2. Provisions on the jurisdiction of intellectual property courts

(1) Patent infringement disputes shall be under the jurisdiction of the people’s court at the place where the infringement occurred or the defendant’s residence.

The place of infringement includes: the place where the products alleged to infringe the invention or utility model patent rights are manufactured, used, promised for sale, sold, imported, etc.; the place where the patent method is used; the place where the products directly obtained by the patent method are used, promised for sale, sold, imported, etc.; the place where the design patent products are manufactured, sold, imported, etc.; the place where the acts of passing off other people’s patents are committed; and the place where the infringing results of the above-mentioned infringements occur.

If the plaintiff only sues the manufacturer of the infringing products and does not sue the seller, and the place of manufacture and sale of the infringing products are not the same, the People’s Court of the place of manufacture shall have jurisdiction; if the manufacturer and the seller are jointly sued, the People’s Court of the place of sale shall have jurisdiction.

If the seller is a branch of the manufacturer and the plaintiff sues the manufacturer of the infringing products for manufacturing and selling at the place of sale, the People’s Court of the place of sale shall have jurisdiction.

(2) Cases involving copyright infringement and trademark infringement shall be under the jurisdiction of the People’s Court of the place where the infringement is committed, the place where the infringing copies are stored or seized, or the defendant’s place of residence.

The storage place of infringing copies refers to the place where infringing copies are stored or concealed in large quantities or frequently; the place of seizure and detention refers to the place where the customs, copyright, industry and commerce and other administrative authorities have sealed and detained infringing copies in accordance with the law.

In copyright infringement disputes and trademark infringement disputes, for joint lawsuits filed against multiple defendants in different places where the infringement was committed, the plaintiff may choose the People’s Court at the place where the infringement of one of the defendants was committed to have jurisdiction; for lawsuits filed against only one of the defendants, the People’s Court at the place where the infringement of the defendant was committed has jurisdiction.

(3) Infringement disputes involving computer network copyrights shall be under the jurisdiction of the People’s Court at the place where the infringement occurred or the defendant’s residence.

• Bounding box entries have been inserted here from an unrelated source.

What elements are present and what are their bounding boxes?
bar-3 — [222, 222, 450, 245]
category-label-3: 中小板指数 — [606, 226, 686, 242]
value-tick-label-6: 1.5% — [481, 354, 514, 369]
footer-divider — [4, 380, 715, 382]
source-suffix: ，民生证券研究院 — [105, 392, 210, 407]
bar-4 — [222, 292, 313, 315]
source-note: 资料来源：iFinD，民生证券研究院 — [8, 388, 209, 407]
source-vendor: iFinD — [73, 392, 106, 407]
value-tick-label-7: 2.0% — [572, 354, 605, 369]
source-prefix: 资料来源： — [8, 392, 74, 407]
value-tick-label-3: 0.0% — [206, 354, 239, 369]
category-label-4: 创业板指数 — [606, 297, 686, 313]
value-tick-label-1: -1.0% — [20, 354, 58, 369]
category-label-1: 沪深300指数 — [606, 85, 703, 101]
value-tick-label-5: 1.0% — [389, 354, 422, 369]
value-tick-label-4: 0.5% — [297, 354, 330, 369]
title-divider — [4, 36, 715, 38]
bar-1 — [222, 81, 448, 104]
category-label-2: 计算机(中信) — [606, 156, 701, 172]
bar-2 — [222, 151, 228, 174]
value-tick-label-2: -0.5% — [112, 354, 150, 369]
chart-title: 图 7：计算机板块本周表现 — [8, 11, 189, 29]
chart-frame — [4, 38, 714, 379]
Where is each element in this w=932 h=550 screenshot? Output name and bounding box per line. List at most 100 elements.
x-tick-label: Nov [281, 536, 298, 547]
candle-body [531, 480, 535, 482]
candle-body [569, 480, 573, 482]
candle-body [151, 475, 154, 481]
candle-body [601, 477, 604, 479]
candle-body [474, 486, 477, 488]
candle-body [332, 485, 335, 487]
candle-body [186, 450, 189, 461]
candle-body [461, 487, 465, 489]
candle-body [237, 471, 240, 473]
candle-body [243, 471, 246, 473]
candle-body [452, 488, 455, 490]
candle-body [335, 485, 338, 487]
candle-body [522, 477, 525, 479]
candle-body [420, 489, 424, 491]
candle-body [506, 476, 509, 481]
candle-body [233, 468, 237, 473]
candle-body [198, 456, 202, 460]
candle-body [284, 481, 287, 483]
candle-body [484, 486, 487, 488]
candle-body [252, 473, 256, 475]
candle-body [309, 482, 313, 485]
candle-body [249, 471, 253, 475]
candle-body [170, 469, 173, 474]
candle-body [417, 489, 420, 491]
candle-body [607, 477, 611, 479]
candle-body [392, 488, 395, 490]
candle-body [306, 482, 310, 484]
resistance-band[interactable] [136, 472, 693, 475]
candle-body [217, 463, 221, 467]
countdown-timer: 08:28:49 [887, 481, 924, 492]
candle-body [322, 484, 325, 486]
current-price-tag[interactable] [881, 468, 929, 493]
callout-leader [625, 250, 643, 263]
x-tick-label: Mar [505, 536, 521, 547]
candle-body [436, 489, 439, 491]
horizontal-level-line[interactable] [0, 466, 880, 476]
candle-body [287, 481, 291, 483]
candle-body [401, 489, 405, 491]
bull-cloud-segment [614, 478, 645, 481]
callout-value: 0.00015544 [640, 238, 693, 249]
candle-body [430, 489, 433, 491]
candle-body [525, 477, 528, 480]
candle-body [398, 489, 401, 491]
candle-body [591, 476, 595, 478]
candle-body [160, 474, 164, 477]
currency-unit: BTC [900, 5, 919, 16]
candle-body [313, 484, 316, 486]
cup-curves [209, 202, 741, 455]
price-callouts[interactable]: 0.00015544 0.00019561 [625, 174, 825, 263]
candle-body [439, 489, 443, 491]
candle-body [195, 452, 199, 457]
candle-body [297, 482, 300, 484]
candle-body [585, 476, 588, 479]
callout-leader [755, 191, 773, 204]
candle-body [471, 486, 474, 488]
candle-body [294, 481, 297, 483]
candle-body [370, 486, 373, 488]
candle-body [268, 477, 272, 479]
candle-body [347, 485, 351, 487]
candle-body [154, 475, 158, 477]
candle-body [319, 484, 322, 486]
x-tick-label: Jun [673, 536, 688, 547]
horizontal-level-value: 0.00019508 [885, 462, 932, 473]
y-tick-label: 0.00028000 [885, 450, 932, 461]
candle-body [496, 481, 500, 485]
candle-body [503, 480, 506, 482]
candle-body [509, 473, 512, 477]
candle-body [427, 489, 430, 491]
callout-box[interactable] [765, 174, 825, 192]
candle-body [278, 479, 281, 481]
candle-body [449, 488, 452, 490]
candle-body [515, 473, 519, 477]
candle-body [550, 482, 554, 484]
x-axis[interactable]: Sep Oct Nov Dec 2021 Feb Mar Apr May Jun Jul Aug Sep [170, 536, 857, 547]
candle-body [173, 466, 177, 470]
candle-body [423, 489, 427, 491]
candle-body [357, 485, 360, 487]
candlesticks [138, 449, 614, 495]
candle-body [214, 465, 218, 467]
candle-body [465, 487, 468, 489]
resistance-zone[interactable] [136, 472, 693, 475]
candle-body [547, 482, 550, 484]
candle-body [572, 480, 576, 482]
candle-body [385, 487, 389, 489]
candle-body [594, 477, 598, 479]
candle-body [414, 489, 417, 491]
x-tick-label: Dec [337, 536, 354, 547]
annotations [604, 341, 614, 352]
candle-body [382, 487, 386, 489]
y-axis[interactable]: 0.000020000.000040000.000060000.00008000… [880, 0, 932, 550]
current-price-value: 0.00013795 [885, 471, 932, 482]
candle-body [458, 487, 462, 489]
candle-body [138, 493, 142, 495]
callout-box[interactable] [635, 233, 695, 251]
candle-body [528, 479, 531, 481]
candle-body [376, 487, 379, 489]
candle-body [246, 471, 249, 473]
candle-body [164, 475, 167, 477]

The place of infringement includes the location of the network server, computer terminal and other equipment that committed the alleged infringement. If it is difficult to determine the place of infringement and the defendant’s residence, the location of the computer terminal and other equipment where the plaintiff discovered the infringing content can be regarded as the place of infringement.

(4) Infringement disputes involving computer network copyrights shall be under the jurisdiction of the Intermediate People’s Court at the place where the infringement occurred or the defendant’s residence.

If it is difficult to determine the place of infringement and the defendant’s residence, the location of the computer terminal and other equipment where the plaintiff discovered the domain name can be regarded as the place of infringement.

(5) Other intellectual property infringement disputes shall be under the jurisdiction of the people’s court at the place of infringement or the defendant’s residence.